For 2010, the minimum deductible for an HSA-compatible plan is $1,200 for self-only coverage and $2,400 for family coverage. The maximum contribution is $3,050 for self-only coverage and $6,150 for a family.

HSA-compatible plans can offer no-deductible, “first dollar” coverage for preventive care, such as vaccinations and checkups, without violating the minimum deductible rules.

HSA holders own the assets in the accounts and can build up substantial sums over time.

Enrollment in HSA-compatible insurance plans has increased to 10 million earlier this year, from 1 million in March 2005, according to America’s Health Insurance Plans, Washington.

Financial institutions are providing 5.7 million HSA accounts, according to Roy Ramthun, president of HSA Consulting Services L.L.C., Washington.

House Republicans are making protecting the HSA system a campaign season talking point.
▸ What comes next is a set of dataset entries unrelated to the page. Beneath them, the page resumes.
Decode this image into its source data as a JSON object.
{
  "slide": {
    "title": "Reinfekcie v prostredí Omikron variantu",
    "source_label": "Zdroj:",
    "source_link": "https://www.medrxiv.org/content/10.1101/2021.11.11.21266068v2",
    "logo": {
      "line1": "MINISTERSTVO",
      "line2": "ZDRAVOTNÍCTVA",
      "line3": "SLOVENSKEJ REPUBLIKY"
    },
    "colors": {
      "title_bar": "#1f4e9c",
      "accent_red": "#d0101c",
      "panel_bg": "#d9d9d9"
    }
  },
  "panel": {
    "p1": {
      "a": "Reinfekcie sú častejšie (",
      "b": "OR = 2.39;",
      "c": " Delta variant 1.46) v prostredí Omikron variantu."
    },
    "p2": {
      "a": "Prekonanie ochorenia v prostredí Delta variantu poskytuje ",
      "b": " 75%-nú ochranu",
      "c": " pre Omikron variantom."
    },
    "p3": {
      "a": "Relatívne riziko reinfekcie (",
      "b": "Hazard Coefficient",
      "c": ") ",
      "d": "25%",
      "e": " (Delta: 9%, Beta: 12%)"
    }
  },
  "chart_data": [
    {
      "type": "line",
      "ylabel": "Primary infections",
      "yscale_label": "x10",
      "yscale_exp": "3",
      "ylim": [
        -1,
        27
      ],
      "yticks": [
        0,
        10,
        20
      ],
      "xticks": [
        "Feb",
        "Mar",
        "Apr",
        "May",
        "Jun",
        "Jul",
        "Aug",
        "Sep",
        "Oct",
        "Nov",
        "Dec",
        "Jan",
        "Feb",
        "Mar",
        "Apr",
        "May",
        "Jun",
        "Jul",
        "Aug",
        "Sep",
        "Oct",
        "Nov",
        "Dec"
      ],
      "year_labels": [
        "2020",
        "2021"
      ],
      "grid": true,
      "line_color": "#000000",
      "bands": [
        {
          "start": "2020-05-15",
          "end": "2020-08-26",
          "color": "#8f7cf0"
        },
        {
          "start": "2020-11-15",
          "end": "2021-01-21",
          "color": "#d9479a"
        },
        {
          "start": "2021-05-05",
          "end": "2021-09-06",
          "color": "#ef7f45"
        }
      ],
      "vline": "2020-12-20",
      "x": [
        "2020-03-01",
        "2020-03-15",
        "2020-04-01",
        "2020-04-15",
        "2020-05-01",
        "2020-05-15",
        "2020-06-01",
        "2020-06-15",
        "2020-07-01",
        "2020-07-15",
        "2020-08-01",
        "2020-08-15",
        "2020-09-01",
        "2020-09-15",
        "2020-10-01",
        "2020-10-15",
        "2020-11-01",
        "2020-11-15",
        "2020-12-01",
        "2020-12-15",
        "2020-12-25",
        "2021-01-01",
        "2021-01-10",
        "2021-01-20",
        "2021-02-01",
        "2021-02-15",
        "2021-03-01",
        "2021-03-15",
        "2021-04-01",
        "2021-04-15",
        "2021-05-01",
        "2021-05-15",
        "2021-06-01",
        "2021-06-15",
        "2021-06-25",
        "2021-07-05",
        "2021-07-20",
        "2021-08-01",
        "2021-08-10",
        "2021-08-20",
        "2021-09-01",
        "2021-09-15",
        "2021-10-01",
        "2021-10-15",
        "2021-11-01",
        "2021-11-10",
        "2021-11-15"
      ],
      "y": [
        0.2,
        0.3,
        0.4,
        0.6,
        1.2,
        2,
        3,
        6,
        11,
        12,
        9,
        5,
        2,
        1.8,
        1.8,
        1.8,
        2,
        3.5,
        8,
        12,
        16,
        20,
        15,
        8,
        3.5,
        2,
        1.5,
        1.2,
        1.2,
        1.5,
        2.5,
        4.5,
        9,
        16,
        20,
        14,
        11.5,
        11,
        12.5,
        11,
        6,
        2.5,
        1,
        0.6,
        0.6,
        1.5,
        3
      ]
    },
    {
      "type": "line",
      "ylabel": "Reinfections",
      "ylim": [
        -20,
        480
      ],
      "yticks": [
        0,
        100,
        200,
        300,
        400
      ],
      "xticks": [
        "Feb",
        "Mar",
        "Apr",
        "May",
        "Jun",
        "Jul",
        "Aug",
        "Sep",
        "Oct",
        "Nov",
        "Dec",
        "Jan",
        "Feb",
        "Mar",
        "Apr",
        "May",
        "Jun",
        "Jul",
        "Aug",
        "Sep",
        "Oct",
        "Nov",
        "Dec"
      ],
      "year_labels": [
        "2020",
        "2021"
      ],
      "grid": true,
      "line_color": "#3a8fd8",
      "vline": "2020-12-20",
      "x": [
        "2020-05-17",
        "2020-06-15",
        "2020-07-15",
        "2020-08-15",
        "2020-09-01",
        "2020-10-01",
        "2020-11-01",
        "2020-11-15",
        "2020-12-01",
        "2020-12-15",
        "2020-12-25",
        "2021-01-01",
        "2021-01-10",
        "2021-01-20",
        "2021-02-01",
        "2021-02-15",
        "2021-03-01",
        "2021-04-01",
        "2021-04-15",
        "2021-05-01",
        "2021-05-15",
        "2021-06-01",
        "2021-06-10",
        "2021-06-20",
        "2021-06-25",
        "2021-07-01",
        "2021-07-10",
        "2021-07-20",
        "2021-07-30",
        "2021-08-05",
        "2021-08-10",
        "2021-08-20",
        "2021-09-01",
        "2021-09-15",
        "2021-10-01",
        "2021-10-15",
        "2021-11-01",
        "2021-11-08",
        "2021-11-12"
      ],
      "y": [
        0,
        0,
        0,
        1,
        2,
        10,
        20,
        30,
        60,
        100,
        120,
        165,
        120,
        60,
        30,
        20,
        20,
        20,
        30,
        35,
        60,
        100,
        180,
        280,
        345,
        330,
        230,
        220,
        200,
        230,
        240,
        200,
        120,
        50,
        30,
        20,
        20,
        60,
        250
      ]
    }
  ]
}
The House Republic Conference has attacked one PPACA provision that tightens limits on use of HSA funds to buy over-the-counter drugs and another PPACA provision that increases the penalty tax on holders who use HSA funds for non-HSA purposes to 20%, from 10%.

House Republicans say Obama administration efforts to implement other PPACA provisions, such as the minimum medical loss ratio requirements, could also hurt HSA programs.

Paul Fronstin, a senior research associate at the Employee Benefits Research Institute, Washington, says Democrats are unlikely to make direct attacks on HSAs. “I think they have their hands full,” Fronstin says.

Ramthun says one major PPACA component – a health insurance exchange distribution system that is set to open in 2014 – could help HSAs, because HSA-compatible coverage is usually cheaper than comparable traditional coverage.

“Once the employees (not the employer) are choosing their health insurance, most of them could gravitate to the cheapest plans,” Ramthun says in a presentation prepared for a meeting organized by Health Information and Management Systems, Chicago.

Many Republicans and some Democrats, including Sen. Ben Nelson, D-Neb., and Rep. Betsy Markey, D-Colo., say using HSAs to “give patients skin in the game” encourages consumers to take better care of themselves, avoid unnecessary use of medical services, and do a better job of shopping for health care services.

“It appears that what HSAs do is a lot of what health reform is meant to do,” Berkley says.

Some Democrats have suggested that high deductibles could discourage HSA holders from getting the kind of care that keeps small health problems from turning into big problems. In October 2009, as health bill negotiations were heating up, the House Energy and Commerce Committee brought in a witness, Nathan Wilkes, who testified that a co-worker with an unfunded HSA and a bad cut had persuaded a friend to sew him up on a kitchen table.

But researchers at the Commonwealth Fund, New York, say the mean deductible for traditional single coverage at employers with 3 to 199 employees was $1,040 in 2009 – just $160 away from the minimum HSA-compatible deductible.

Neeleman, a surgeon as well as a Health Equity executive, says his office manager likes seeing patients with HSAs, because she knows those patients have a way to pay their deductibles.

Berkley says employer matching contributions are the key to ensuring that employees fund HSAs. “If you can only do one thing, fund that account,” Berkley says.